🌟🌟🌟🌟🌟
En los extras del DVD -sí, del DVD, soy así de anticuado, y de fiel a mis pertenencias- puede verse una entrevista realizada a Vince Gilligan y a Bryan Cranston en el año 2008. Es el momento fundacional. Gilligan ya no era un chaval, pero lo parecía, con esa pinta de nerd algo petulante que sigue mostrando en la promoción de “Pluribus”. Cranston, por su parte, responde a las preguntas como si aún fuera al padre de Malcolm en “Malcolm in the Middle”: un señor de 52 tacos con espíritu de niño. Le preguntan, por ejemplo, si le costó mucho meterse en el papel de un cocinero de metanfetamina: “No, no mucho. Es lo que hago habitualmente en mi vida cotidiana”.
Los entrevistadores son dos críticos que trabajan para AMC, la misma productora de “Breaking Bad”. Todo queda en casa porque se trata de una entrevista promocional. La AMC acaba de forjarse un prestigio gracias a “Mad Men” y en la entrevista reina un optimismo contagioso ante el estreno de esta serie rompedora. El tránsito de Madison Avenue a los desiertos de Nuevo México -ya sin hombres guapísimos, ni mujeres de bandera- no parece preocupar a los críticos que preguntan, ni a los ejecutivos de la cadena.
Al final de la entrevista, le preguntan a Vince Gilligan si le han rasurado sus guiones al pasar por peluquería. “No”, responde Gilligan. “Me han dado entera libertad”. En ese momento -no antes, porque soy medio bobo- me di cuenta de que estaba asistiendo al nacimiento de un universo. Uno con minúscula, pero la hostia de importante. Uno que se ha expandido como el Universo que nos contiene hasta llenar gran parte de nuestras vidas -las aburridas, sobre todo.

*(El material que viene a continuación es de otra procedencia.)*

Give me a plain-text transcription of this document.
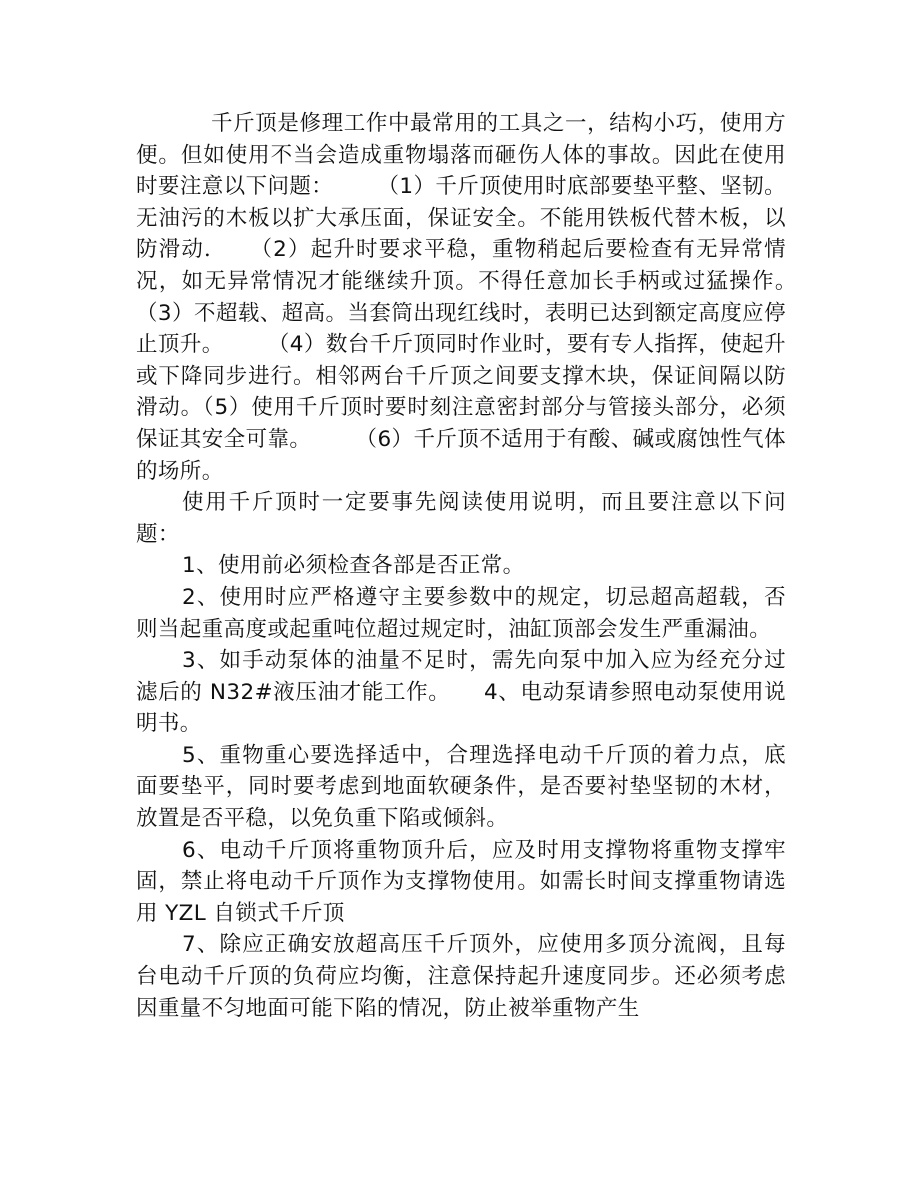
千斤顶是修理工作中最常用的工具之一，结构小巧，使用方便。但如使用不当会造成重物塌落而砸伤人体的事故。因此在使用时要注意以下问题：　　　（1）千斤顶使用时底部要垫平整、坚韧。无油污的木板以扩大承压面，保证安全。不能用铁板代替木板，以防滑动．　　（2）起升时要求平稳，重物稍起后要检查有无异常情况，如无异常情况才能继续升顶。不得任意加长手柄或过猛操作。　　（3）不超载、超高。当套筒出现红线时，表明已达到额定高度应停止顶升。　　　（4）数台千斤顶同时作业时，要有专人指挥，使起升或下降同步进行。相邻两台千斤顶之间要支撑木块，保证间隔以防滑动。（5）使用千斤顶时要时刻注意密封部分与管接头部分，必须保证其安全可靠。　　　（6）千斤顶不适用于有酸、碱或腐蚀性气体的场所。

使用千斤顶时一定要事先阅读使用说明，而且要注意以下问题：

1、使用前必须检查各部是否正常。

2、使用时应严格遵守主要参数中的规定，切忌超高超载，否则当起重高度或起重吨位超过规定时，油缸顶部会发生严重漏油。

3、如手动泵体的油量不足时，需先向泵中加入应为经充分过滤后的 N32#液压油才能工作。　　4、电动泵请参照电动泵使用说明书。

5、重物重心要选择适中，合理选择电动千斤顶的着力点，底面要垫平，同时要考虑到地面软硬条件，是否要衬垫坚韧的木材，放置是否平稳，以免负重下陷或倾斜。

6、电动千斤顶将重物顶升后，应及时用支撑物将重物支撑牢固，禁止将电动千斤顶作为支撑物使用。如需长时间支撑重物请选用 YZL 自锁式千斤顶

7、除应正确安放超高压千斤顶外，应使用多顶分流阀，且每台电动千斤顶的负荷应均衡，注意保持起升速度同步。还必须考虑因重量不匀地面可能下陷的情况，防止被举重物产生
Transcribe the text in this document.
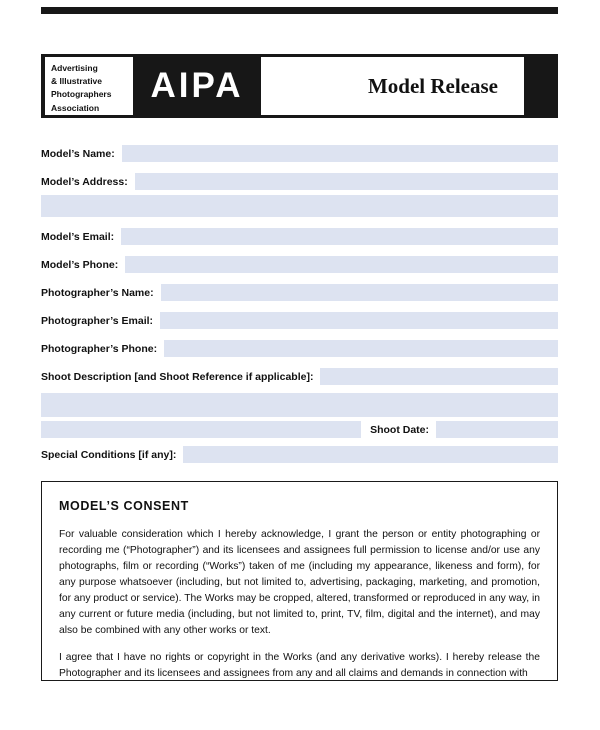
Advertising
& Illustrative
Photographers
Association
AIPA	Model Release
Model’s Name:
Model’s Address:
Model’s Email:
Model’s Phone:
Photographer’s Name:
Photographer’s Email:
Photographer’s Phone:
Shoot Description [and Shoot Reference if applicable]:
Shoot Date:
Special Conditions [if any]:
MODEL’S CONSENT

For valuable consideration which I hereby acknowledge, I grant the person or entity photographing or recording me (“Photographer”) and its licensees and assignees full permission to license and/or use any photographs, film or recording (“Works”) taken of me (including my appearance, likeness and form), for any purpose whatsoever (including, but not limited to, advertising, packaging, marketing, and promotion, for any product or service). The Works may be cropped, altered, transformed or reproduced in any way, in any current or future media (including, but not limited to, print, TV, film, digital and the internet), and may also be combined with any other works or text.

I agree that I have no rights or copyright in the Works (and any derivative works). I hereby release the Photographer and its licensees and assignees from any and all claims and demands in connection with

Gilligan, en la entrevista, era como Dios justo antes del Big Bang. Un creador absoluto, omnipotente, capaz de crear mundos enteros a partir de una fluctuación en el vacío. En el primer segundo de la Creación sólo existía un profesor de química con cáncer de pulmón; luego, gracias a la expansión incontenible del espacio y del tiempo, llegaron todos los demás, Kim Wexler incluida.
Ahora mismo, en ese infierno terrenal de Albuquerque ya viven incluso extraterrestres.